Effect of Crystallographic Phase (β vs. γ) and Surface Area on Gas Phase Nitroarene Hydrogenation Over Mo2N and Au/Mo2N

The catalytic action of Mo 2 N and Au/Mo 2 N has been assessed in the selective gas phase hydrogenation of p -chloronitrobenzene ( p -CNB) to p -chloroaniline ( p -CAN). The nitrides were synthesised via temperature programmed treatment of MoO 3 in H 2 + N 2 and Au introduced by deposition–precipitation with urea. We have examined the influence of nitride crystallographic phase (tetragonal β-Mo 2 N vs. cubic γ-Mo 2 N) and surface area (7–66 m 2 g −1 ) on the catalytic response. Catalyst activation by temperature programmed reduction has been monitored and the reduced catalysts characterised in terms of BET area/pore volume, H 2 chemisorption/temperature programmed desorption (TPD), powder X-ray diffraction (XRD), elemental analysis, scanning (SEM) and transmission (TEM) electron microscopy and X-ray photoelectron spectroscopy (XPS) measurements. The formation of β- and γ-Mo 2 N was confirmed by XRD and TEM. γ-Mo 2 N exhibits a platelet morphology whereas β-Mo 2 N is characterised by an aggregation of small crystallites.
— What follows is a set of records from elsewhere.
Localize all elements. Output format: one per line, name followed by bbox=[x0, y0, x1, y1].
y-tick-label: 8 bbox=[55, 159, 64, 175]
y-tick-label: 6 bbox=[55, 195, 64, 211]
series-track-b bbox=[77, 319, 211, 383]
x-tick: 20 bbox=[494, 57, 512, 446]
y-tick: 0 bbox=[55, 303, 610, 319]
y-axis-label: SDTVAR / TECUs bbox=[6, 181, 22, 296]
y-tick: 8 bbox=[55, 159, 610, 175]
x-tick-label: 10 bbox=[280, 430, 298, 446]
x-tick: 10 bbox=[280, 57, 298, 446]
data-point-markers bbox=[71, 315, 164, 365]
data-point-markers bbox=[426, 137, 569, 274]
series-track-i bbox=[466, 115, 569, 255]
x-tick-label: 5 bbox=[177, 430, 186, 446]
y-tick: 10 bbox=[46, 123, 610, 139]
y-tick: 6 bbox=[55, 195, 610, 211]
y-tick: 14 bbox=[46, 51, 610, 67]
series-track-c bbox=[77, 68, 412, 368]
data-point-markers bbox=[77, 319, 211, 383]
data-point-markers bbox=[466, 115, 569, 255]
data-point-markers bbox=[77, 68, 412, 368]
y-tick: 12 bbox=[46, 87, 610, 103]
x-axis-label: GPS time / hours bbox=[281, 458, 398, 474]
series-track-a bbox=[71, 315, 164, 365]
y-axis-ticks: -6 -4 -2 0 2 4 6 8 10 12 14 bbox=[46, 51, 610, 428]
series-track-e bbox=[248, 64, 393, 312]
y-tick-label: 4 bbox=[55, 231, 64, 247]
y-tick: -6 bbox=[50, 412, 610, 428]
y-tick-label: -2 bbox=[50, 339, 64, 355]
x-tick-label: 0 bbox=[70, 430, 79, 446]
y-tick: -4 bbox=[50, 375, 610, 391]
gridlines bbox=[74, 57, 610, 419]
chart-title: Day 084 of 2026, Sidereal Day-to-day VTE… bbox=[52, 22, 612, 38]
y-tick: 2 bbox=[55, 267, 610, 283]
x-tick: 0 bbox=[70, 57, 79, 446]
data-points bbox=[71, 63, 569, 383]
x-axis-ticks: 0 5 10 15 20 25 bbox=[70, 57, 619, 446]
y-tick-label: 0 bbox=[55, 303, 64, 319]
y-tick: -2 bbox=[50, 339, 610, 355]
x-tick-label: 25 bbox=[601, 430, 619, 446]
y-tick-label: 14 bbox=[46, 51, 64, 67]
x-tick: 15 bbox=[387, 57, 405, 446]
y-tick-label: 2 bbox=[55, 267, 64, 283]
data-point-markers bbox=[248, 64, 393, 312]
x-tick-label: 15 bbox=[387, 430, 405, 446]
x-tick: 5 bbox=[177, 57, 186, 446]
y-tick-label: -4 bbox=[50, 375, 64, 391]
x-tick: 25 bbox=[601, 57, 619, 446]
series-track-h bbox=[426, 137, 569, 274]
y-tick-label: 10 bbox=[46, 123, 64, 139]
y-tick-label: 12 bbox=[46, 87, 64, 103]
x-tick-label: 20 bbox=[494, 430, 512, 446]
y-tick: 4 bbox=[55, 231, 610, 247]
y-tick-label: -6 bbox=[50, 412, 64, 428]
Hydrogen chemisorption and TPD analysis have established a greater hydrogen uptake capacity (per unit area) for β-Mo 2 N relative to γ-Mo 2 N, which is associated with surface nitrogen deficiency, i.e. higher surface Mo/N for β-Mo 2 N. Incorporation of Au on both nitrides resulted in an increase in surface hydrogen. The Au phase takes the form of nano -scale particles with a mean size of 7 and 4 nm on β-Mo 2 N and γ-Mo 2 N, respectively. Both β-Mo 2 N and γ-Mo 2 N promoted the exclusive hydrogenation of p -CNB to p -CAN where the β-form delivered a higher specific (per m 2 ) rate; the specific rate for γ-Mo 2 N was independent of surface area. The inclusion of Au on both nitrides served to enhance p -CAN production.